Similarly, Wheeldon’s conception of the extended dance sequence, set to Gershwin’s tone poem An American in Paris, is different from Kelly’s and Minnelli’s in the film. The movie version is a tour of Paris, with designs inspired by the paintings of Toulouse-Lautrec, Dufy and other French artists. The dreamy sequence, filmed on an MGM studio lot, cost close to $US500,000 in 1951 dollars.
Wheeldon thinks it’s kind of “pasted on at the end”, and he wanted the ballet in his musical to be part of the story, a coming together of the characters with a natural inevitability. It happens in the theatre, as Lise dances the new ballet that Adam has written, and she imagines, in a pas de deux, that her partner is Jerry. Unlike the movie with its picture-book Paris, the musical’s designs by Bob Crowley are pared back, with abstract blocks of colour. It’s a response to Gershwin’s music, rather than an illustration of it.
“What was fun for me was playing with the layering of the jazz rhythms, and the soaring romantic melodies that float above them,” Wheeldon says. “There is so much contrast in that piece, so much variety. There is lots of opportunity for changes of colour, and that’s how we ended up designing the piece.”
Unfortunately, Wheeldon is unable to travel to Australia to mount the show here, as he is busy with his Jackson musical, MJ. The show is set around Jackson’s 1992 Dangerous tour, and there has been speculation about whether it will go into the allegations of child abuse brought against the singer (reports say it doesn’t). A Broadway newcomer, Myles Frost, is in the title role and Wheeldon says he is excited about the youthful energy in the show.
“One of the things we’ve worked really hard to do is to not fall into the trap of making a tribute show,” he says. “We’re making a piece of art. He’s not impersonating Michael, but of course we’re looking for performers who can capture the spirit and the essence of Michael both vocally and with the dance as well.”
The Australian tour of An American in Paris will visit five capital cities. Local producer Torben Brookman of GWB Entertainment says the show is unusual in that it has broad commercial appeal while also being a showcase for dancers from classical ballet.
Discussions were started with The Australian Ballet before the pandemic about the company being a partner in the show, and it has come on board as an investor, along with other stakeholders. David Hallberg, The Australian Ballet’s artistic director, saw An American in Paris during its Broadway run and he knows Wheeldon well. Wheeldon last year made a duet for Hallberg and Sara Mearns called The Two of Us, set to songs by Joni Mitchell.
“It’s exciting to be collaborating with him in a new capacity together,” Hallberg says. “Following the standard open audition process, we’re pleased to say that some of our dancers have been successful in securing key roles in the production.”

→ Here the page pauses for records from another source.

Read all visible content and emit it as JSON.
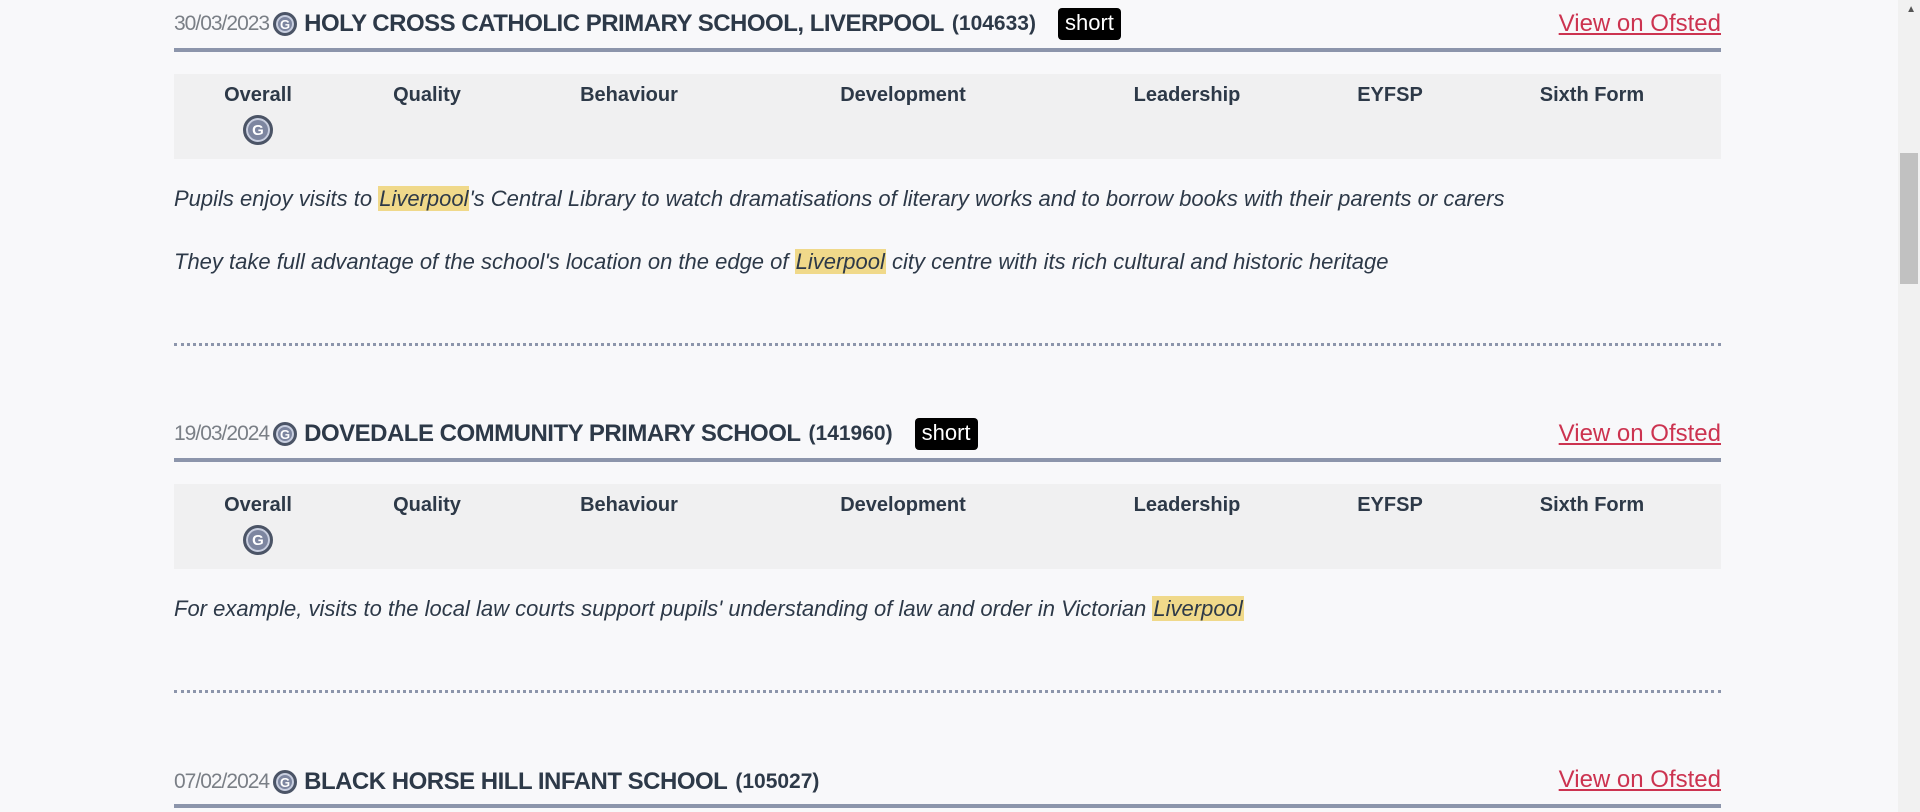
{
  "grade_headers": [
    "Overall",
    "Quality",
    "Behaviour",
    "Development",
    "Leadership",
    "EYFSP",
    "Sixth Form"
  ],
  "schools": [
    {
      "date": "30/03/2023",
      "badge": "G",
      "name": "HOLY CROSS CATHOLIC PRIMARY SCHOOL, LIVERPOOL",
      "urn": "(104633)",
      "tag": "short",
      "link": "View on Ofsted",
      "overall_grade": "G",
      "quotes": [
        {
          "before": "Pupils enjoy visits to ",
          "highlight": "Liverpool",
          "after": "'s Central Library to watch dramatisations of literary works and to borrow books with their parents or carers"
        },
        {
          "before": "They take full advantage of the school's location on the edge of ",
          "highlight": "Liverpool",
          "after": " city centre with its rich cultural and historic heritage"
        }
      ]
    },
    {
      "date": "19/03/2024",
      "badge": "G",
      "name": "DOVEDALE COMMUNITY PRIMARY SCHOOL",
      "urn": "(141960)",
      "tag": "short",
      "link": "View on Ofsted",
      "overall_grade": "G",
      "quotes": [
        {
          "before": "For example, visits to the local law courts support pupils' understanding of law and order in Victorian ",
          "highlight": "Liverpool",
          "after": ""
        }
      ]
    },
    {
      "date": "07/02/2024",
      "badge": "G",
      "name": "BLACK HORSE HILL INFANT SCHOOL",
      "urn": "(105027)",
      "link": "View on Ofsted"
    }
  ]
}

Wheeldon says it’s been a joy to give ballet dancers the opportunity to work on a big musical.
“What was wonderful is that it brought people out of the woodwork: ‘Oh, ballet dancers can sing and act, maybe we should look at whether we can do that too’,” he says. “The traditional triple threat on Broadway is someone who can dance, sing and act. But when you’re asking for someone to have a world-class ballet technique, and do the jazz, and sing and act – it’s a big ask.”
To which the flat-footed can only reply: Nice work if you can get it.
An American in Paris plays at QPAC in Brisbane from January 8-30, followed by Adelaide, Perth, Melbourne and Sydney. Brisbane tickets go on sale October 20.